Public Repository Discovery is a critical sub-technique within the Reconnaissance phase, specifically under Public Source Code and Artifacts Analysis, where threat actors search for and identify publicly accessible code repositories associated with target organizations. Adversaries systematically locate repositories on platforms such as GitHub, GitLab, Bitbucket, and other code hosting services to gather valuable intelligence about the target's development practices, technology stack, and potential security vulnerabilities. These repositories often contain sensitive information including API keys, credentials, internal endpoints, proprietary algorithms, and architectural details that can be leveraged in subsequent attack phases. Sophisticated attackers employ automated tools to identify repositories not only by organization name but also by examining contributor accounts, commit histories, and even searching for specific code patterns that may indicate connections to the target organization. This reconnaissance activity typically leaves minimal footprints as it leverages legitimately public interfaces, making it difficult to detect.
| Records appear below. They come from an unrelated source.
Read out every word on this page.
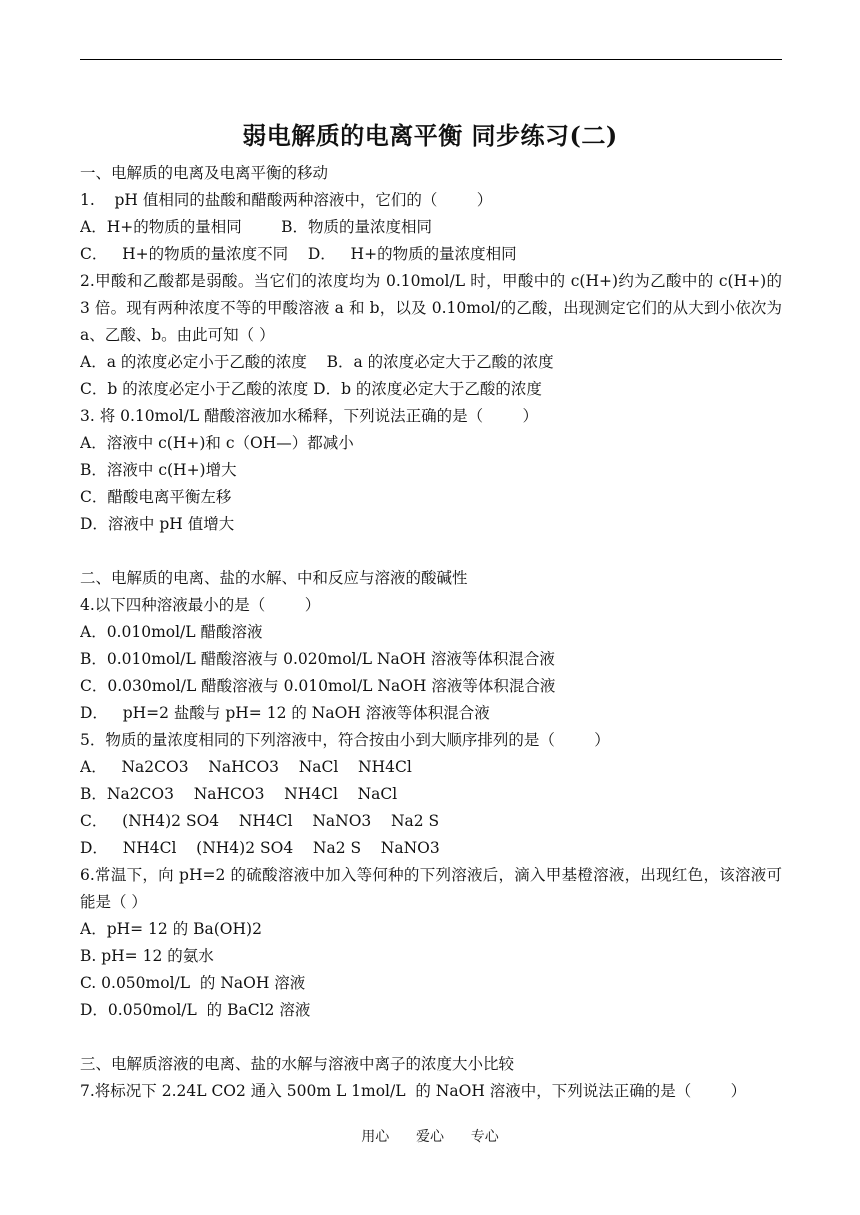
弱电解质的电离平衡 同步练习(二)
一、电解质的电离及电离平衡的移动
1.    pH 值相同的盐酸和醋酸两种溶液中，它们的（        ）
A．H+的物质的量相同        B．物质的量浓度相同
C．   H+的物质的量浓度不同    D．   H+的物质的量浓度相同
2.甲酸和乙酸都是弱酸。当它们的浓度均为 0.10mol/L 时，甲酸中的 c(H+)约为乙酸中的 c(H+)的 3 倍。现有两种浓度不等的甲酸溶液 a 和 b，以及 0.10mol/的乙酸，出现测定它们的从大到小依次为 a、乙酸、b。由此可知（ ）
A．a 的浓度必定小于乙酸的浓度    B．a 的浓度必定大于乙酸的浓度
C．b 的浓度必定小于乙酸的浓度 D．b 的浓度必定大于乙酸的浓度
3. 将 0.10mol/L 醋酸溶液加水稀释，下列说法正确的是（        ）
A．溶液中 c(H+)和 c（OH—）都减小
B．溶液中 c(H+)增大
C．醋酸电离平衡左移
D．溶液中 pH 值增大
二、电解质的电离、盐的水解、中和反应与溶液的酸碱性
4.以下四种溶液最小的是（        ）
A．0.010mol/L 醋酸溶液
B．0.010mol/L 醋酸溶液与 0.020mol/L NaOH 溶液等体积混合液
C．0.030mol/L 醋酸溶液与 0.010mol/L NaOH 溶液等体积混合液
D．   pH=2 盐酸与 pH= 12 的 NaOH 溶液等体积混合液
5．物质的量浓度相同的下列溶液中，符合按由小到大顺序排列的是（        ）
A．   Na2CO3    NaHCO3    NaCl    NH4Cl
B．Na2CO3    NaHCO3    NH4Cl    NaCl
C．   (NH4)2 SO4    NH4Cl    NaNO3    Na2 S
D．   NH4Cl    (NH4)2 SO4    Na2 S    NaNO3
6.常温下，向 pH=2 的硫酸溶液中加入等何种的下列溶液后，滴入甲基橙溶液，出现红色，该溶液可能是（ ）
A．pH= 12 的 Ba(OH)2
B. pH= 12 的氨水
C. 0.050mol/L  的 NaOH 溶液
D．0.050mol/L  的 BaCl2 溶液
三、电解质溶液的电离、盐的水解与溶液中离子的浓度大小比较
7.将标况下 2.24L CO2 通入 500m L 1mol/L  的 NaOH 溶液中，下列说法正确的是（        ）
用心      爱心      专心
The information gleaned during Public Repository Discovery enables adversaries to develop more targeted and effective attack strategies against the organization's digital assets.

Procedure Examples

ID	Name	Description
AC-0001	ByBit $1.5B Crypto Heist	Discovery of Safe{Wallet} developer accounts and organizational repositories to understand development processes and identify potential social engineering targets with AWS access.

Mitigations

ID	Mitigation	Description
M1018	User Account Management	Implement proper access controls and monitoring for organizational repositories
M1021	Restrict Web-Based Content	Limit public access to sensitive repositories and implement private repository policies
M1017	User Training	Train developers on repository security and risks of exposing organizational information

Detection

Most Public Repository Discovery takes place entirely on public code-hosting platforms or via unauthenticated Internet search, putting the activity outside the defender’s collection boundary. Because adversaries enumerate repositories with standard web interfaces and unauthenticated API calls, there is virtually no host- or network-level telemetry inside the target enterprise that exposes the reconnaissance in real time. Visibility is usually achieved only through: - Platform-native audit logs (e.g., GitHub/GitLab telemetry) when the organisation owns the repository and can review access events. - Third-party threat-intelligence feeds that report large-scale enumeration of organisation-specific terms or leak-hunting tool fingerprints. - Down-stream effects, such as phishing or tailored exploits that reference information harvested from the public code.